Former Walmart worker and OUR Walmart member Tiffany Beroid delivered testimony at a Capitol Hill briefing on the day that U.S. Reps. George Miller and Rosa DeLauro introduced legislation to tackle problematic scheduling practices affecting part-time workers. Beroid testified about how Walmart’s unpredictable scheduling policy made it impossible for her to go to school, despite the company’s public commitment to support associates’ efforts to improve their lives.
The legislation—the Schedules that Work Act—is designed to ensure that workers like Beroid have a voice in their work schedules, the predictability and stability they need to meet the dual demands of work and family, and a fair shot at achieving economic security for themselves and their families. Walmart—the standard-setter for jobs in the retail industry–has created an unfair norm of erratic, part-time scheduling, preventing low-wage workers from holding down second jobs, arranging child care, going to school or managing health conditions.
Tiffany Beroid worked at Walmart in Laurel, Md., for about three years as a customer service manager. When she started going back to school so she could build a better life for her kids, Walmart cut her hours so drastically that she had to drop out of school because she couldn’t afford it. Then, after she spoke out about the problems she faced, Walmart illegally fired her.
“I started working at Walmart because I thought if I worked hard, I could give my family a stable home and lift us out of poverty.
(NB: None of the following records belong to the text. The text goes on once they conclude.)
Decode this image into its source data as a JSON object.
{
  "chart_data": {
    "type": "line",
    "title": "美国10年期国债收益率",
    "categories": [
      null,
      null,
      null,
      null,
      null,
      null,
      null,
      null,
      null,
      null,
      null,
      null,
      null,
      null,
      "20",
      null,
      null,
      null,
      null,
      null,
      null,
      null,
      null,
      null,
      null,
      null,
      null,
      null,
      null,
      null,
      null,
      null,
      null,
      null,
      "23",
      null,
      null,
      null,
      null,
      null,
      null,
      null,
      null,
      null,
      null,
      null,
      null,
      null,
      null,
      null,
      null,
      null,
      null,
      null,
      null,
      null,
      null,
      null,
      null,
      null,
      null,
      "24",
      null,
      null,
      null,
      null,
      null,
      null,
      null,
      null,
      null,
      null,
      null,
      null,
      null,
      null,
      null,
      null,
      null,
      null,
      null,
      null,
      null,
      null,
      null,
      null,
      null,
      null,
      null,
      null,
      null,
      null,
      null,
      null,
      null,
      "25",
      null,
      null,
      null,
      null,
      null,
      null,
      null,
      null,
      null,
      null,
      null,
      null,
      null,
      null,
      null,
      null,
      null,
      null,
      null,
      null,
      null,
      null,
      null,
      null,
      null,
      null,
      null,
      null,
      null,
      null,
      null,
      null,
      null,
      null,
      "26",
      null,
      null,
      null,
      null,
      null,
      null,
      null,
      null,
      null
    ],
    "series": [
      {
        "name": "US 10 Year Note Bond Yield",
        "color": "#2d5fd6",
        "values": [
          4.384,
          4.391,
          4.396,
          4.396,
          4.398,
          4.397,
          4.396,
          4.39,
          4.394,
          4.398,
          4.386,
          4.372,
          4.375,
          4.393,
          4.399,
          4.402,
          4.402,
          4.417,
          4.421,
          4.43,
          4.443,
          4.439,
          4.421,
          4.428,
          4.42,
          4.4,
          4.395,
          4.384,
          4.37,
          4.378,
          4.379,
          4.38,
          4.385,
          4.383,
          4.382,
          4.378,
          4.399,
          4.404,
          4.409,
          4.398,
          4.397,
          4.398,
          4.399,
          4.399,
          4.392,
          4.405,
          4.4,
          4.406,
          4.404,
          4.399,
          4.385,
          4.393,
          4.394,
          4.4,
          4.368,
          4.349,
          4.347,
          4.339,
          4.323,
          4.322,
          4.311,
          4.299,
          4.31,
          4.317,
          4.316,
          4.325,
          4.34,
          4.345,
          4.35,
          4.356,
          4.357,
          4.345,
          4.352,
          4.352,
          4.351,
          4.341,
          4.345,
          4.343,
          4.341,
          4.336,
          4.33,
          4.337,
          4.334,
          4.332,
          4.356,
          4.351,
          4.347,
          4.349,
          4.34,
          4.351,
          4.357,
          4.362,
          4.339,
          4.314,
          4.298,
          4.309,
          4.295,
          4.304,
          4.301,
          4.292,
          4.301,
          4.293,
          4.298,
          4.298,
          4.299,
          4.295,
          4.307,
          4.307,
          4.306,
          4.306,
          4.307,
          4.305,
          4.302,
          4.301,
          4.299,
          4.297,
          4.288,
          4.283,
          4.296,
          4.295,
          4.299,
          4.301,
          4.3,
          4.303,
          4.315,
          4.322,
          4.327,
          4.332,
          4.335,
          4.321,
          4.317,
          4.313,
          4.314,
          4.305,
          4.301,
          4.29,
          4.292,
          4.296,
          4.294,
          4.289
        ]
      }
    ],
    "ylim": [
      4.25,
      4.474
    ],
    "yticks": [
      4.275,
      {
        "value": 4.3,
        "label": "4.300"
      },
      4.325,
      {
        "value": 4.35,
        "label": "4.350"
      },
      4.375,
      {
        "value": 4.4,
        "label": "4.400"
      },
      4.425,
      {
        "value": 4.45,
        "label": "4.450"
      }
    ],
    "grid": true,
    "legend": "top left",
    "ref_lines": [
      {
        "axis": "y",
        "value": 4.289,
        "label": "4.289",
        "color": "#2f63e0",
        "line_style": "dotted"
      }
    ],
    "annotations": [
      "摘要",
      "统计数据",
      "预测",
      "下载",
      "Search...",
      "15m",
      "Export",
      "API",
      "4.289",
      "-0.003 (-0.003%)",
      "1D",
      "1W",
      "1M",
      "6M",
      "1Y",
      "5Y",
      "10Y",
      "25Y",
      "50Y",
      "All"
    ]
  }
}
Instead, Walmart did everything it could to keep us in poverty and keep me from getting an education,” Beroid said.
“I stood up and said we shouldn’t face problems like this working at a company that brings in $16 billion in profits a year—when all we want is more hours and decent pay so we can support our families. And then Walmart fired me for speaking out.”
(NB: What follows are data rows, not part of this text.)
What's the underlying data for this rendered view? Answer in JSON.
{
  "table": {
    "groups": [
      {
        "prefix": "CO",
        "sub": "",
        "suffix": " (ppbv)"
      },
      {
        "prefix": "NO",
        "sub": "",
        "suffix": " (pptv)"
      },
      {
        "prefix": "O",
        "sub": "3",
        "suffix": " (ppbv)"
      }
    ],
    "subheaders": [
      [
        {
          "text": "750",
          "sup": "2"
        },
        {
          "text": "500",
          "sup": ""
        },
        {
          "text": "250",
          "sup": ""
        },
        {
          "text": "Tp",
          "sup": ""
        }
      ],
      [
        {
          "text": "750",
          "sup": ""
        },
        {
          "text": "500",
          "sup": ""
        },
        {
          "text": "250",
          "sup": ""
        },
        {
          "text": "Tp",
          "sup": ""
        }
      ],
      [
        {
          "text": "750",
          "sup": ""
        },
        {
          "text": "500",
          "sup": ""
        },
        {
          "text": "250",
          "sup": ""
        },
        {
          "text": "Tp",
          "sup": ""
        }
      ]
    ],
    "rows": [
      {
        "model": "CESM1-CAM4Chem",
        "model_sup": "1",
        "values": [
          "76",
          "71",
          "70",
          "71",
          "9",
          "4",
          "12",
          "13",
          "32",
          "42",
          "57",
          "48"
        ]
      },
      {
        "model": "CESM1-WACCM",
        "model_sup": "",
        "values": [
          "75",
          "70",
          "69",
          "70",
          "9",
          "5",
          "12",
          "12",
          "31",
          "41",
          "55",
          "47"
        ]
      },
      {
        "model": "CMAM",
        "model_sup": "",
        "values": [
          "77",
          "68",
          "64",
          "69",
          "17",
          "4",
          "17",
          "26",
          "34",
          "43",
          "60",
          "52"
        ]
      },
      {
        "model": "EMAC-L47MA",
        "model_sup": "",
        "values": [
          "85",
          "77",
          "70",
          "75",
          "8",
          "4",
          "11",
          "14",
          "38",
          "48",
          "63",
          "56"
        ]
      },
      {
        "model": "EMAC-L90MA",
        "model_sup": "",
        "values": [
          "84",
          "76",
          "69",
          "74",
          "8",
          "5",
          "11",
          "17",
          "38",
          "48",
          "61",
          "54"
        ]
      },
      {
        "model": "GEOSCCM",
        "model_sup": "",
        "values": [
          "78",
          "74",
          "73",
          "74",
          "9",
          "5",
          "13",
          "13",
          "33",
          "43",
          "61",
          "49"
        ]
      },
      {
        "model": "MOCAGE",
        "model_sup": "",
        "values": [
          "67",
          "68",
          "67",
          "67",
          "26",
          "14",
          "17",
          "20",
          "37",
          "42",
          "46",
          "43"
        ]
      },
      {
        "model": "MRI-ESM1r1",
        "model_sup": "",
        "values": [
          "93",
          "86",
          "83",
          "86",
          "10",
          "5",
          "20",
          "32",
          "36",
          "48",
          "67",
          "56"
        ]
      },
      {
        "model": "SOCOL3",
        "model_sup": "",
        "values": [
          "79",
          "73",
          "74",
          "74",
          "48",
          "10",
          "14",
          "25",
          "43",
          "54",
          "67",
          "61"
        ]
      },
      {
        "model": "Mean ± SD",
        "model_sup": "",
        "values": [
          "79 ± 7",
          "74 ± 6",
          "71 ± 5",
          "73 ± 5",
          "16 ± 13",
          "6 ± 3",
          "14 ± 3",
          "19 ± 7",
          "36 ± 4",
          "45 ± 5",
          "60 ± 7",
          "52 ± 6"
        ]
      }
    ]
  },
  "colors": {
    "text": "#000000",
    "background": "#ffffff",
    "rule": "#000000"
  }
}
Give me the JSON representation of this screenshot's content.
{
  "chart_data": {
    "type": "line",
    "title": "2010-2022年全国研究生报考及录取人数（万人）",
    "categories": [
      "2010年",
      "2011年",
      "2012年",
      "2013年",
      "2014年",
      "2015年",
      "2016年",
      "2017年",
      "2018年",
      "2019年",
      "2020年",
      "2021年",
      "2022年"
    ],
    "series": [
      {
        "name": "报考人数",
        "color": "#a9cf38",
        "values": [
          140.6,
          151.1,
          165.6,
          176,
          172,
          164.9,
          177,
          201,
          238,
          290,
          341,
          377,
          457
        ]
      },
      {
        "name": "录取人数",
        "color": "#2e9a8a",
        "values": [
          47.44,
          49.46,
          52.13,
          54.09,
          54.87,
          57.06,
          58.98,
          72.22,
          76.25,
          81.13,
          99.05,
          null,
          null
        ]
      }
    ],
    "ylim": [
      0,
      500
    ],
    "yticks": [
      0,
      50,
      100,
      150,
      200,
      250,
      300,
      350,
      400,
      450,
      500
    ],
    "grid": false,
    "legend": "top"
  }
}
Beroid also discussed how OUR Walmart recently won various store-level scheduling and hours victories that led Walmart to roll out a new system nationwide that allows associates to sign up for open shifts in their stores. The victory shows the influence OUR Walmart has at the country’s largest employer, but Walmart has failed to inform many associates about the new program, and the system doesn’t address predictability in scheduling or the need for full-time hours.
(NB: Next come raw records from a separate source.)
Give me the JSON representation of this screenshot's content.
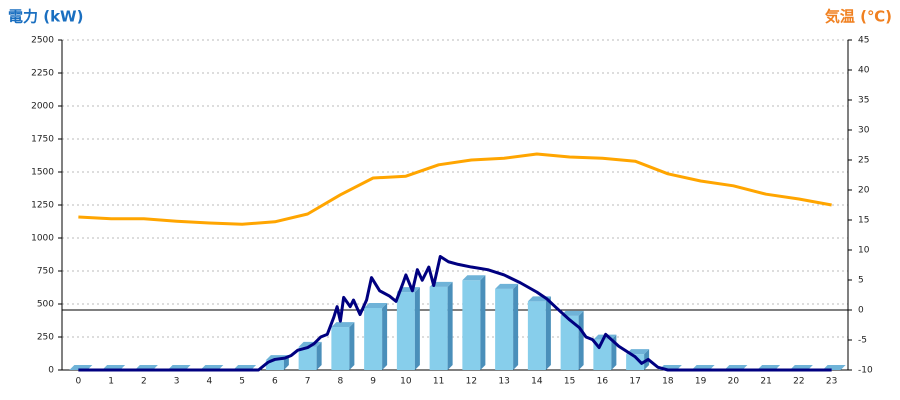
{
  "chart_data": {
    "type": "bar",
    "y_title": "電力 (kW)",
    "y2_title": "気温 (℃)",
    "categories": [
      "0",
      "1",
      "2",
      "3",
      "4",
      "5",
      "6",
      "7",
      "8",
      "9",
      "10",
      "11",
      "12",
      "13",
      "14",
      "15",
      "16",
      "17",
      "18",
      "19",
      "20",
      "21",
      "22",
      "23"
    ],
    "ylim": [
      0,
      2500
    ],
    "yticks": [
      0,
      250,
      500,
      750,
      1000,
      1250,
      1500,
      1750,
      2000,
      2250,
      2500
    ],
    "y2lim": [
      -10,
      45
    ],
    "y2ticks": [
      -10,
      -5,
      0,
      5,
      10,
      15,
      20,
      25,
      30,
      35,
      40,
      45
    ],
    "grid": true,
    "series": [
      {
        "type": "bar",
        "color": "#87ceeb",
        "values": [
          0,
          0,
          0,
          0,
          0,
          0,
          75,
          175,
          325,
          470,
          590,
          630,
          680,
          615,
          520,
          410,
          230,
          120,
          0,
          0,
          0,
          0,
          0,
          0
        ]
      },
      {
        "type": "line",
        "color": "#000080",
        "x": [
          0,
          5.5,
          5.8,
          6,
          6.3,
          6.5,
          6.7,
          7,
          7.2,
          7.4,
          7.6,
          7.8,
          7.9,
          8,
          8.1,
          8.3,
          8.4,
          8.6,
          8.8,
          8.95,
          9.2,
          9.5,
          9.7,
          9.9,
          10,
          10.2,
          10.35,
          10.5,
          10.7,
          10.85,
          11.05,
          11.3,
          11.6,
          12,
          12.5,
          13,
          13.5,
          14,
          14.3,
          14.6,
          15,
          15.3,
          15.5,
          15.7,
          15.9,
          16.1,
          16.5,
          17,
          17.2,
          17.4,
          17.7,
          18,
          23
        ],
        "values": [
          0,
          0,
          60,
          80,
          90,
          110,
          150,
          170,
          200,
          250,
          270,
          400,
          480,
          370,
          550,
          480,
          530,
          420,
          530,
          700,
          600,
          560,
          520,
          650,
          720,
          600,
          760,
          680,
          780,
          640,
          860,
          820,
          800,
          780,
          760,
          720,
          660,
          590,
          540,
          470,
          380,
          320,
          250,
          230,
          170,
          270,
          180,
          100,
          50,
          80,
          20,
          0,
          0
        ]
      },
      {
        "type": "line",
        "axis": "y2",
        "color": "#ffa500",
        "values": [
          15.5,
          15.2,
          15.2,
          14.8,
          14.5,
          14.3,
          14.7,
          16,
          19.2,
          22,
          22.3,
          24.2,
          25,
          25.3,
          26,
          25.5,
          25.3,
          24.8,
          22.7,
          21.5,
          20.7,
          19.3,
          18.5,
          17.5
        ]
      }
    ]
  }
}
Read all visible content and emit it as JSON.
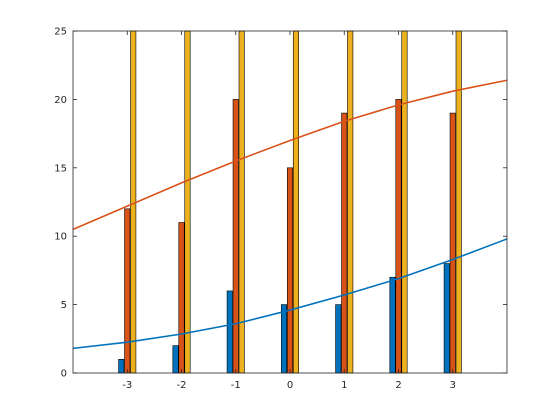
{
  "chart_data": {
    "type": "bar",
    "title": "",
    "xlabel": "",
    "ylabel": "",
    "categories": [
      -3,
      -2,
      -1,
      0,
      1,
      2,
      3
    ],
    "xlim": [
      -4,
      4
    ],
    "ylim": [
      0,
      25
    ],
    "xticks": [
      "-3",
      "-2",
      "-1",
      "0",
      "1",
      "2",
      "3"
    ],
    "yticks": [
      "0",
      "5",
      "10",
      "15",
      "20",
      "25"
    ],
    "grid": false,
    "legend": "none",
    "series": [
      {
        "values": [
          1,
          2,
          6,
          5,
          5,
          7,
          8
        ],
        "color": "#0072BD"
      },
      {
        "values": [
          12,
          11,
          20,
          15,
          19,
          20,
          19
        ],
        "color": "#D95319"
      },
      {
        "values": [
          25,
          25,
          25,
          25,
          25,
          25,
          25
        ],
        "color": "#EDB120",
        "note_clipped": true
      }
    ],
    "lines": [
      {
        "color": "#0072BD",
        "x": [
          -4,
          -3,
          -2,
          -1,
          0,
          1,
          2,
          3,
          4
        ],
        "y": [
          1.8,
          2.25,
          2.85,
          3.6,
          4.6,
          5.7,
          6.9,
          8.3,
          9.8
        ]
      },
      {
        "color": "#D95319",
        "x": [
          -4,
          -3,
          -2,
          -1,
          0,
          1,
          2,
          3,
          4
        ],
        "y": [
          10.5,
          12.2,
          13.9,
          15.5,
          17.0,
          18.4,
          19.6,
          20.6,
          21.4
        ]
      }
    ]
  }
}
Beroid is one of the majority of Walmart workers who are paid less than $25,000 a year. Many of them work part-time, relying on unpredictable schedules and must depend on food stamps and other taxpayer-supported programs to survive. Even though Walmart is supposed to give workers their schedules three weeks in advance, they are often late and shifts are added at the last minute. When workers stand up and opt out of open availability by putting modest restrictions on their schedules for important commitments, Walmart often retaliates by excessively cutting back hours.
Working women make up the majority of Walmart’s workforce and are often hit hardest by the company’s poverty pay and erratic scheduling practices. A group of Walmart moms went on strike earlier this summer in protest of the company’s illegal retaliation against co-workers who have spoken out for better jobs. Detailing the widespread problems Walmart women face on low-pay and erratic scheduling, national public policy organization Demos released a report earlier this summer showing how these conditions keep millions of hard-working women and families near poverty. The report finds that establishing a new wage floor equivalent to $25,000 per year for fulltime, year round work at retail companies employing at least 1,000 workers would improve the lives of more than 3.2 million female retail workers and lift 900,000 women and their families directly out of poverty or near poverty.